Inter-kingdom microbial interactions revealed by a comparative machine-learning guided multi-omics analysis of industrial-scale biogas plants

Multi-omics analysis is a powerful tool for the detection and study of inter-kingdom interactions, such as those between bacterial and archaeal members of complex biogas-producing microbial communities. In the present study, the microbiomes of three industrial-scale biogas digesters, each fed with different substrates, were analysed using a machine-learning guided genome-centric metagenomics framework complemented with metatranscriptome data. This data permitted us to elucidate the relationship between abundant core methanogenic communities and their syntrophic bacterial partners. In total, we detected 297 high-quality, non-redundant metagenome-assembled genomes (nrMAGs). Moreover, the assembled 16S rRNA gene profiles of these nrMAGs showed that the phylum Firmicutes possessed the highest copy number, while the representatives of the Archaeal domain had the lowest. Further investigation of the three anaerobic microbial communities showed characteristic alterations over time but remained specific to each industrial-scale biogas plant. The relative abundance of various microbes as revealed by metagenome data were independent from corresponding metatranscriptome activity data. Interestingly, Archaea showed considerably higher activity than was expected from their abundance. We detected 53 nrMAGs that were present in all three biogas plant microbiomes with different abundances. The core microbiome correlated with the main chemical fermentation parameters and no individual parameter emerged as a predominant shaper of community composition.

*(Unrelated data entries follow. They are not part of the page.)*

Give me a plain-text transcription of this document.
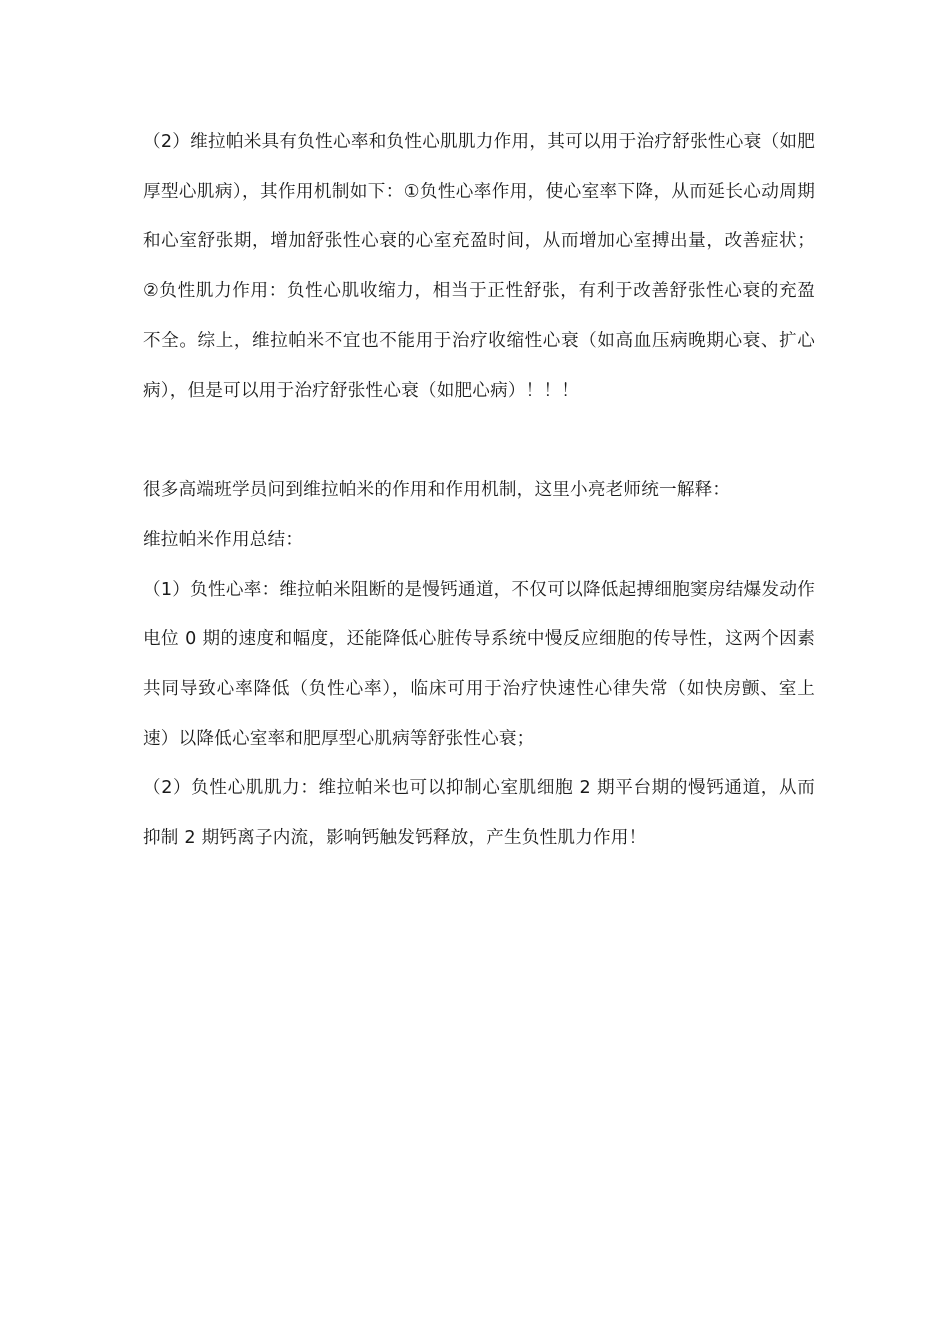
（2）维拉帕米具有负性心率和负性心肌肌力作用，其可以用于治疗舒张性心衰（如肥厚型心肌病），其作用机制如下：①负性心率作用，使心室率下降，从而延长心动周期和心室舒张期，增加舒张性心衰的心室充盈时间，从而增加心室搏出量，改善症状；②负性肌力作用：负性心肌收缩力，相当于正性舒张，有利于改善舒张性心衰的充盈不全。综上，维拉帕米不宜也不能用于治疗收缩性心衰（如高血压病晚期心衰、扩心病），但是可以用于治疗舒张性心衰（如肥心病）！！！

很多高端班学员问到维拉帕米的作用和作用机制，这里小亮老师统一解释：

维拉帕米作用总结：

（1）负性心率：维拉帕米阻断的是慢钙通道，不仅可以降低起搏细胞窦房结爆发动作电位 0 期的速度和幅度，还能降低心脏传导系统中慢反应细胞的传导性，这两个因素共同导致心率降低（负性心率），临床可用于治疗快速性心律失常（如快房颤、室上速）以降低心室率和肥厚型心肌病等舒张性心衰；

（2）负性心肌肌力：维拉帕米也可以抑制心室肌细胞 2 期平台期的慢钙通道，从而抑制 2 期钙离子内流，影响钙触发钙释放，产生负性肌力作用！
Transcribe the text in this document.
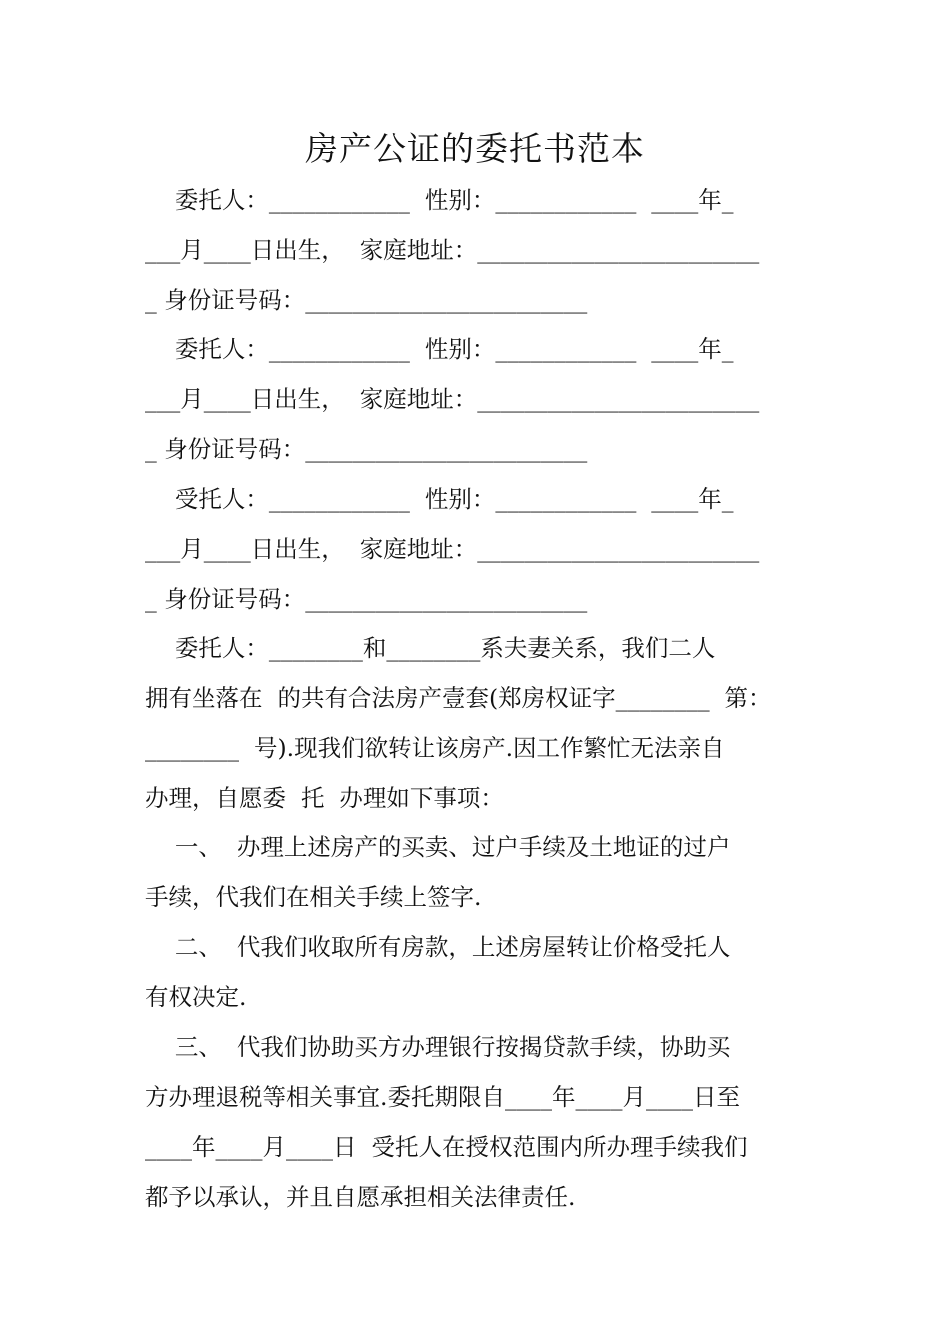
房产公证的委托书范本
委托人：____________  性别：____________  ____年_
___月____日出生，  家庭地址：________________________
_ 身份证号码：________________________
委托人：____________  性别：____________  ____年_
___月____日出生，  家庭地址：________________________
_ 身份证号码：________________________
受托人：____________  性别：____________  ____年_
___月____日出生，  家庭地址：________________________
_ 身份证号码：________________________
委托人：________和________系夫妻关系，我们二人
拥有坐落在  的共有合法房产壹套(郑房权证字________  第：
________  号).现我们欲转让该房产.因工作繁忙无法亲自
办理，自愿委  托  办理如下事项：
一、  办理上述房产的买卖、过户手续及土地证的过户
手续，代我们在相关手续上签字.
二、  代我们收取所有房款，上述房屋转让价格受托人
有权决定.
三、  代我们协助买方办理银行按揭贷款手续，协助买
方办理退税等相关事宜.委托期限自____年____月____日至
____年____月____日  受托人在授权范围内所办理手续我们
都予以承认，并且自愿承担相关法律责任.
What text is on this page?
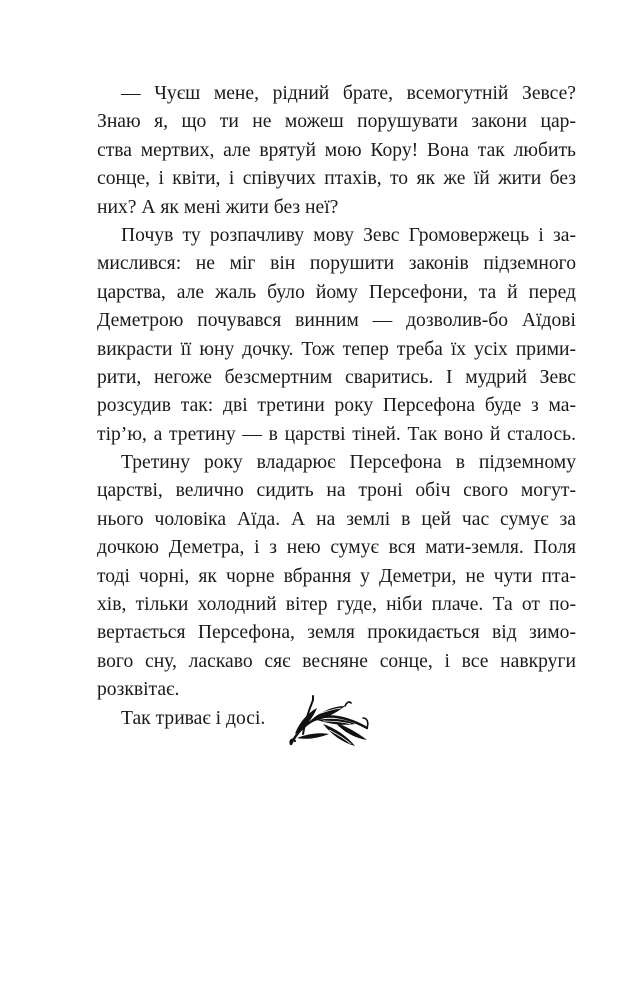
— Чуєш мене, рідний брате, всемогутній Зевсе?
Знаю я, що ти не можеш порушувати закони цар-
ства мертвих, але врятуй мою Кору! Вона так любить
сонце, і квіти, і співучих птахів, то як же їй жити без
них? А як мені жити без неї?
Почув ту розпачливу мову Зевс Громовержець і за-
мислився: не міг він порушити законів підземного
царства, але жаль було йому Персефони, та й перед
Деметрою почувався винним — дозволив-бо Аїдові
викрасти її юну дочку. Тож тепер треба їх усіх прими-
рити, негоже безсмертним сваритись. І мудрий Зевс
розсудив так: дві третини року Персефона буде з ма-
тір’ю, а третину — в царстві тіней. Так воно й сталось.
Третину року владарює Персефона в підземному
царстві, велично сидить на троні обіч свого могут-
нього чоловіка Аїда. А на землі в цей час сумує за
дочкою Деметра, і з нею сумує вся мати-земля. Поля
тоді чорні, як чорне вбрання у Деметри, не чути пта-
хів, тільки холодний вітер гуде, ніби плаче. Та от по-
вертається Персефона, земля прокидається від зимо-
вого сну, ласкаво сяє весняне сонце, і все навкруги
розквітає.
Так триває і досі.
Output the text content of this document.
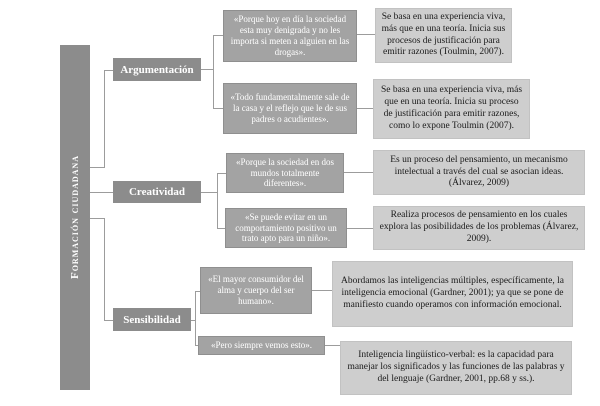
Formación ciudadana
Argumentación
Creatividad
Sensibilidad
«Porque hoy en día la sociedad esta muy denigrada y no les importa si meten a alguien en las drogas».
«Todo fundamentalmente sale de la casa y el reflejo que le de sus padres o acudientes».
«Porque la sociedad en dos mundos totalmente diferentes».
«Se puede evitar en un comportamiento positivo un trato apto para un niño».
«El mayor consumidor del alma y cuerpo del ser humano».
«Pero siempre vemos esto».
Se basa en una experiencia viva, más que en una teoría. Inicia sus procesos de justificación para emitir razones (Toulmin, 2007).
Se basa en una experiencia viva, más que en una teoría. Inicia su proceso de justificación para emitir razones, como lo expone Toulmin (2007).
Es un proceso del pensamiento, un mecanismo intelectual a través del cual se asocian ideas. (Álvarez, 2009)
Realiza procesos de pensamiento en los cuales explora las posibilidades de los problemas (Álvarez, 2009).
Abordamos las inteligencias múltiples, específicamente, la inteligencia emocional (Gardner, 2001); ya que se pone de manifiesto cuando operamos con información emocional.
Inteligencia lingüístico-verbal: es la capacidad para manejar los significados y las funciones de las palabras y del lenguaje (Gardner, 2001, pp.68 y ss.).
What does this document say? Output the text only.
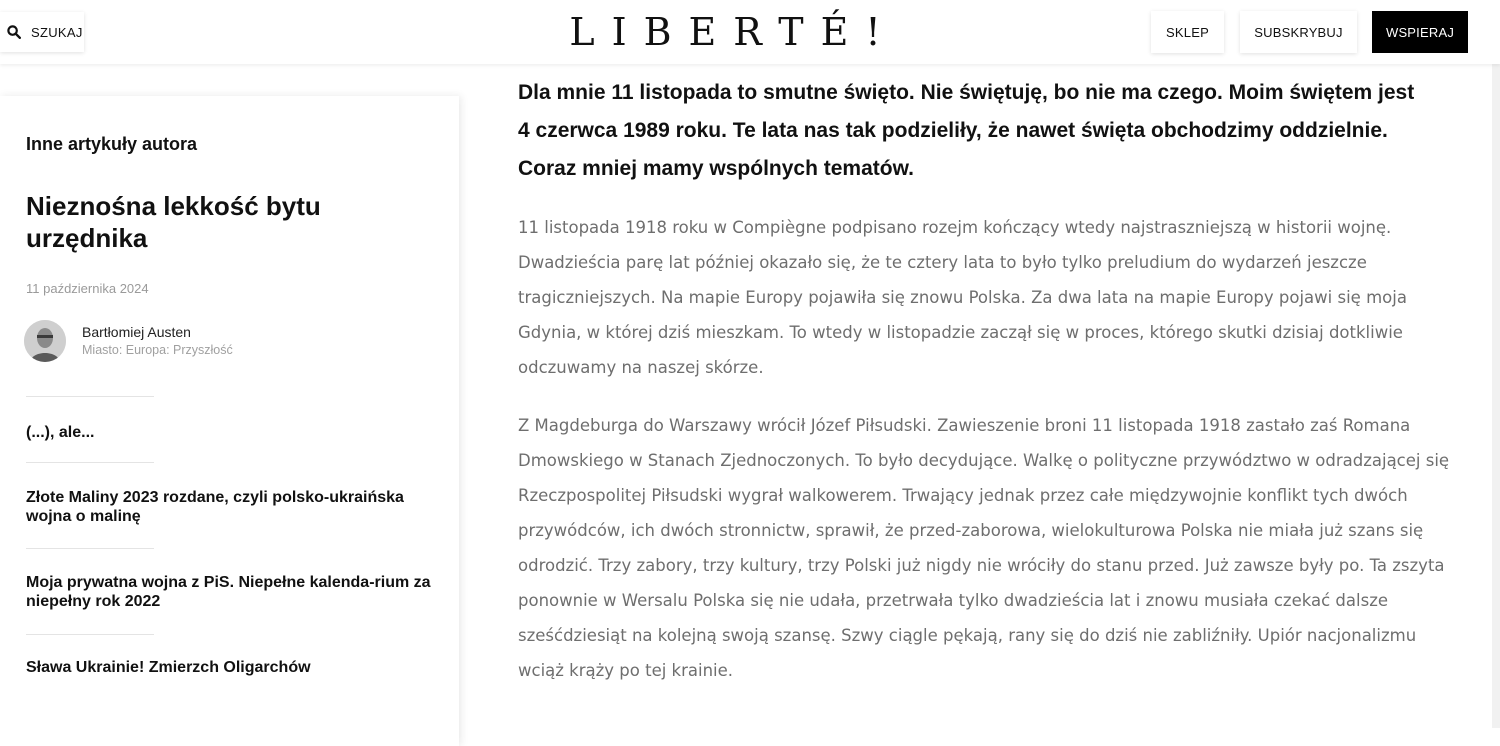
SZUKAJ	LIBERTÉ!	SKLEP	SUBSKRYBUJ	WSPIERAJ
Inne artykuły autora
Nieznośna lekkość bytu urzędnika
11 października 2024
Bartłomiej Austen
Miasto: Europa: Przyszłość
(...), ale...
Złote Maliny 2023 rozdane, czyli polsko-ukraińska wojna o malinę
Moja prywatna wojna z PiS. Niepełne kalenda-rium za niepełny rok 2022
Sława Ukrainie! Zmierzch Oligarchów
Dla mnie 11 listopada to smutne święto. Nie świętuję, bo nie ma czego. Moim świętem jest 4 czerwca 1989 roku. Te lata nas tak podzieliły, że nawet święta obchodzimy oddzielnie. Coraz mniej mamy wspólnych tematów.

11 listopada 1918 roku w Compiègne podpisano rozejm kończący wtedy najstraszniejszą w historii wojnę. Dwadzieścia parę lat później okazało się, że te cztery lata to było tylko preludium do wydarzeń jeszcze tragiczniejszych. Na mapie Europy pojawiła się znowu Polska. Za dwa lata na mapie Europy pojawi się moja Gdynia, w której dziś mieszkam. To wtedy w listopadzie zaczął się w proces, którego skutki dzisiaj dotkliwie odczuwamy na naszej skórze.

Z Magdeburga do Warszawy wrócił Józef Piłsudski. Zawieszenie broni 11 listopada 1918 zastało zaś Romana Dmowskiego w Stanach Zjednoczonych. To było decydujące. Walkę o polityczne przywództwo w odradzającej się Rzeczpospolitej Piłsudski wygrał walkowerem. Trwający jednak przez całe międzywojnie konflikt tych dwóch przywódców, ich dwóch stronnictw, sprawił, że przed-zaborowa, wielokulturowa Polska nie miała już szans się odrodzić. Trzy zabory, trzy kultury, trzy Polski już nigdy nie wróciły do stanu przed. Już zawsze były po. Ta zszyta ponownie w Wersalu Polska się nie udała, przetrwała tylko dwadzieścia lat i znowu musiała czekać dalsze sześćdziesiąt na kolejną swoją szansę. Szwy ciągle pękają, rany się do dziś nie zabliźniły. Upiór nacjonalizmu wciąż krąży po tej krainie.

Various interspecies H2/electron transfer mechanisms were assigned to hydrogenotrophic methanogens in the biogas plants that ran on agricultural biomass and wastewater. Analysis of metatranscriptome data revealed that methanogenesis pathways were the most active of all main metabolic pathways. These findings highlight the importance of a combinatorial omics data framework to identify and characterise the activity of specific microbes in complex environments. ### Competing Interest Statement The authors have declared no competing interest.